I was slumped against the register, staring at the empty space, doing math on my mental spreadsheet that didn’t look good.

Two nights.

Seventy-one customers total.

Average spend around thirty dollars per person.

That was just over two grand in revenue minus cost of goods and payroll and utilities and rent—

We were hemorrhaging. Dear God, those were angry, pointy rocks ahead, and there was no way to turn the ship around. We were going down.

Mark appeared at my shoulder. “Stop spiraling.”

“I’m not spiraling. I’m calculating the cost of life rafts.”

“Finn.” Mark turned me to face him. “Listen to me. We’ve been open for two days. Two days. You can’t judge success in two days.”

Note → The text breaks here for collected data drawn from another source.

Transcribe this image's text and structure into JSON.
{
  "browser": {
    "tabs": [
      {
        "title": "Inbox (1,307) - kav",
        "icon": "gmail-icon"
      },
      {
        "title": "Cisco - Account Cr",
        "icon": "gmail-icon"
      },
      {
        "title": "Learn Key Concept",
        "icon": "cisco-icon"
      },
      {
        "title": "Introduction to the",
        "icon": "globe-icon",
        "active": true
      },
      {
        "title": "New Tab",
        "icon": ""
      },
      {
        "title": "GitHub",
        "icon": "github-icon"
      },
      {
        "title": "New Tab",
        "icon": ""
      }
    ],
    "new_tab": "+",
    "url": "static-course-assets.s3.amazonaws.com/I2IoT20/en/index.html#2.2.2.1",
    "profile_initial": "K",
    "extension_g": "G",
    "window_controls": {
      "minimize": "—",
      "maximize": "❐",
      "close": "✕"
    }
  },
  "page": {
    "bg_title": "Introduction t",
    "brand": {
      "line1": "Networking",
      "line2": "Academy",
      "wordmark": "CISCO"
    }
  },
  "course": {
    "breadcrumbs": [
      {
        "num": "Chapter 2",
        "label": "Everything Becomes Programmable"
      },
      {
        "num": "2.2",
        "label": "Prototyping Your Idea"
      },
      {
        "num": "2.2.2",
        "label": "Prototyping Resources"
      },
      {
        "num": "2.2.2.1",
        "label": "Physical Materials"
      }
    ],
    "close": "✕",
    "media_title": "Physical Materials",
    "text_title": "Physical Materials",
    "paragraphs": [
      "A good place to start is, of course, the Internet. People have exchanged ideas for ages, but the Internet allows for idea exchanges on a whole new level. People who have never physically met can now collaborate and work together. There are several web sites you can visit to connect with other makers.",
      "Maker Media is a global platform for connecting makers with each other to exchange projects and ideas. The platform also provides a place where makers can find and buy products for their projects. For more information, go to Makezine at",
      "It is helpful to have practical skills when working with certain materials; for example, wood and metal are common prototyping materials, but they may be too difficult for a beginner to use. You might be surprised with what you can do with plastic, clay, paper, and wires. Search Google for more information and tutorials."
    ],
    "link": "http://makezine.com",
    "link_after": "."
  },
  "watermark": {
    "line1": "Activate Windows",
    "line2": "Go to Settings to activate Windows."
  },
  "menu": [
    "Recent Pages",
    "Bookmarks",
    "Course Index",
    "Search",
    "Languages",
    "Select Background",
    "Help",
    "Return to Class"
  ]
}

“I can judge cash flow in two days.”

“Cash flow will improve. Word of mouth takes time. We just need to keep working hard and be patient.”

“I’m not good at patient.”

“I hadn’t noticed.” He smiled. “You’re good at problem-solving and planning. You’re also good at making things work when they shouldn’t. We’re building something good here, but building takes time. Okay?”

I wanted to believe him.

I really, really wanted to believe him.

“Okay,” I said.

“Okay?” He raised one brow.

“Okay, fine.” I took a breath. “We do the watch party tomorrow. We give it everything we’ve got. If it works, great. If it doesn’t, we’ll figure something else out.”

“That’s the spirit.” Mark pulled me into a hug, which was very Mark. “Now go home and get some sleep. I’ll close up here. Tomorrow we’re going to pack this place.”